Efendimiz kadının dediklerini Hz. Safvan’a  sordu.

O da şöyle dedi: “Ya Rasûlallah! "Namaz kıldığımda beni dövüyor" demesi şun­dan; çünkü o, ben nehyettiğim halde iki tane (zamm-ı) sûre okuyor.” Peygamber (s.a.): "Eğer (Kur'an'da) tek sûre olsaydı, insanlara yeterdi," buyurdu.  (Hz. Safvan sözlerine şöyle devam etti): "Orucumu bozduruyor" sözüne gelince, çünkü o durmadan (nafile) oruç tutuyor. Halbuki ben gencim sabredemiyorum.”

O zaman Rasûlullah (s.a.): "Kadın kocasının izni olmadan oruç tutamaz," buyurdu.

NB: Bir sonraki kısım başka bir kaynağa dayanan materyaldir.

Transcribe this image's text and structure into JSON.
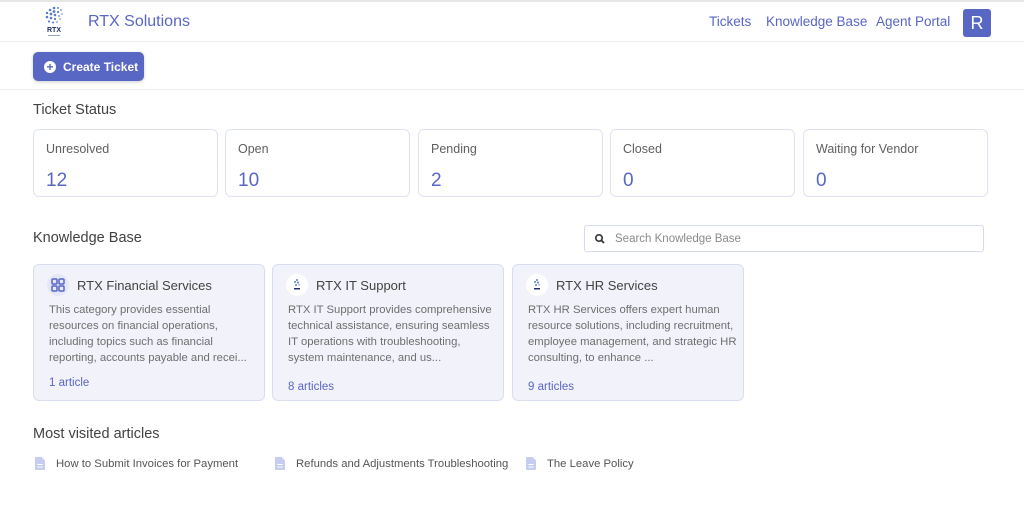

(Safvân devamla şöyle dedi:) "Benim güneş doğuncaya kadar namaz kılmadığım" konusun­daki sözüne gelince; biz çok uyumakla tanınan bir aileyiz. Güneş doğuncaya kadar uyanamıyoruz.”

Rasûlullah (s.a.): "Uyandığın zaman namazını kıl," buyurdu.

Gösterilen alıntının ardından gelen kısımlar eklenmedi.